Summer holidays are exciting but financially planning for it is a vital step.
Yes! – it’s the summer, and finally we can look ahead to those sacred two weeks off when we can jet away (or stay in the UK!) for a memorable summer holiday. Wherever you are planning to go, it is important to get your finances in order. This may seem like a boring step, but it is really important that you don’t just spend, spend, spend – because you will spend the rest of the year paying it off. Rising debt can lead to depression, stress, family problems, insomnia – all real issues that can be overwhelming to deal with and easy to avoid with a little forward plan and realism. Here are some tips for planning your summer holiday, without the post-holiday-pay-off blues!

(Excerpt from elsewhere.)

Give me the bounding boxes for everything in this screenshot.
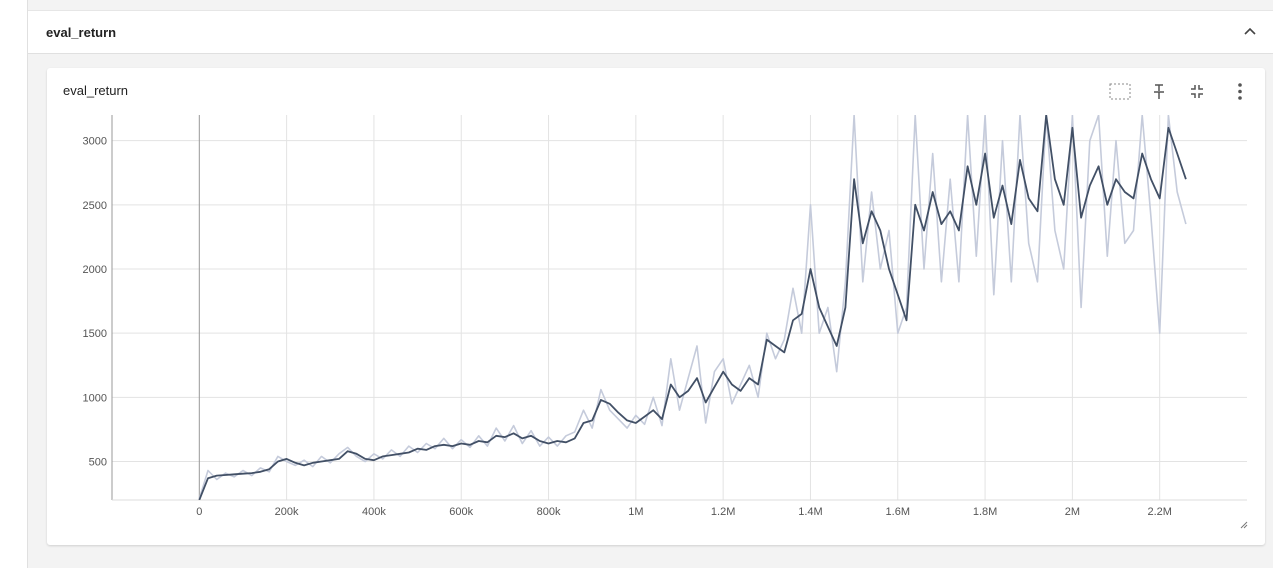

We would all love to jet off to Hawaii for the holidays, but realistically, can you afford this? Some people choose to holiday in the UK because it can be cheaper, others search for last minute deals online. Think about the kind of holiday you want to enjoy, be it city-based, family-orientated or a beach break, and then do plenty of research into some locations that appeal to you. You’ll want to consider things like the journey time, how you’ll get there and how expensive it is when you are there. There will be large influencing factors such as, whether the resort is all-inclusive (this can mean you end up spending a lot less money when you’re there!) Think carefully about your decision, and be realistic about what you can afford.

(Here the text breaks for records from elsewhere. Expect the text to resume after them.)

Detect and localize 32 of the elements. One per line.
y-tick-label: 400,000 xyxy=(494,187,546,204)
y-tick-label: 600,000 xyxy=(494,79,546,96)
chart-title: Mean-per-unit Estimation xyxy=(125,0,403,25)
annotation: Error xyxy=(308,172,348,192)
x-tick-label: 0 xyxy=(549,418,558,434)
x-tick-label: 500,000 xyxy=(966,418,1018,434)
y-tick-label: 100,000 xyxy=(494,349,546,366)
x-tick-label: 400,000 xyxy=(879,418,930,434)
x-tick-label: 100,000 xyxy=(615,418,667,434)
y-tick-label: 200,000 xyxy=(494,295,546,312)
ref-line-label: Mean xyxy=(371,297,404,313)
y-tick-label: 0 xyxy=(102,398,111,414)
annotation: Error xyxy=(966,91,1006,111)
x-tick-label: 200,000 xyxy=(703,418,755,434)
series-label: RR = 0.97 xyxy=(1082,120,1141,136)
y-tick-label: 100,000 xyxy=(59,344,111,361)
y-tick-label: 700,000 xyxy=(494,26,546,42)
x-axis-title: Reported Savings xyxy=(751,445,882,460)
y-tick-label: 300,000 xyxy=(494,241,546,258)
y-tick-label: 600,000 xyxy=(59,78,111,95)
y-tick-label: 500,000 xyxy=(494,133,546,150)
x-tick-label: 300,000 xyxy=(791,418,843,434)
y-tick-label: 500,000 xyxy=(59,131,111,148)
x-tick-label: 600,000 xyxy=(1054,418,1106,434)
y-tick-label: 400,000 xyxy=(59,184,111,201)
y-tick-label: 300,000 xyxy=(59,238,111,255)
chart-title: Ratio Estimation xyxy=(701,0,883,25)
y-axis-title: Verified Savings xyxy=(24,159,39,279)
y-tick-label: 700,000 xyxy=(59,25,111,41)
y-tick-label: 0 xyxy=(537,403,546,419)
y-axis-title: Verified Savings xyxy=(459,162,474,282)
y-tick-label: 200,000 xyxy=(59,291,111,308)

Plan where the money is coming from
It is important to look at your finances and figure out where the money for this holiday is coming from, in advance of you booking it. Don’t be impulsive and book something without considering this vital point. Consider all costs, including any insurances you’ll need to take out as well as travel costs and spending money. It would be wise to use savings for a holiday, but if you do use credit, make sure you use it wisely. There are 4 pillars to your money fundamentals – debt, saving, investment and budgeting. This 9is useful when it comes to planning your holiday, and you should consider these pillars carefully. If you have any money working in investments, could you use any of that to help with your holiday costs – and is it worth taking it out now, or would the money be better if it stayed in the investments? Budgeting is also another pillar that you should consider carefully. How much will you spend a day? $50? £100? Look at the currency rates and give yourself a top limit.

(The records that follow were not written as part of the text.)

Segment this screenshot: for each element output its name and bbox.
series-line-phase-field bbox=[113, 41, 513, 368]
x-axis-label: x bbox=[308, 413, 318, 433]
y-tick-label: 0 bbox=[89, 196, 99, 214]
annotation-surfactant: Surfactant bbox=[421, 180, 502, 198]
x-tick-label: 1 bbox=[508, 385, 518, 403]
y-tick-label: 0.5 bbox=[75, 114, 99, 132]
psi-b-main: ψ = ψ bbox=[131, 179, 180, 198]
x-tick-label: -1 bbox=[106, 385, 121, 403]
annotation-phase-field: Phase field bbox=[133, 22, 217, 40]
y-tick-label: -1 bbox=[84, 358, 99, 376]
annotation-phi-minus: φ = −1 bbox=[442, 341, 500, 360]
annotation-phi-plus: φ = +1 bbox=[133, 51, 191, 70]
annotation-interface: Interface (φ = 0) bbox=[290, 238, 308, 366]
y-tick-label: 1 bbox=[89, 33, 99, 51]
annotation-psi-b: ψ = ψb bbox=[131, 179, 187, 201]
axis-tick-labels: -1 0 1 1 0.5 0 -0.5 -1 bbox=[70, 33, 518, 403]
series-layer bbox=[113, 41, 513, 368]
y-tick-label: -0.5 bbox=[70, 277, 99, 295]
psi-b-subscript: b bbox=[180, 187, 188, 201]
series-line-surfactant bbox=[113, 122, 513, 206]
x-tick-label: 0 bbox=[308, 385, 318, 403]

Plan how you’ll spend money when you’re there
The Money Advice Service also says that you should consider how you will spend money when you get there – will you carry cash? Will you use a credit card? Paying by credit card is only a good idea if you pay off your bill quickly and in full – with cash you’ve already saved up. Otherwise, you could end up paying hundreds of pounds extra in interest. Also, some firms charge you a fee for using a credit card to pay for your holiday.
There will probably be a compromise involved when planning your holiday. For instance, you might find a resort that you love in Spain, but realistically can only afford one week there when you wanted two. Or, maybe you can move to a lower star resort and have two weeks there – whatever the compromise is, weigh up whether it is worth it.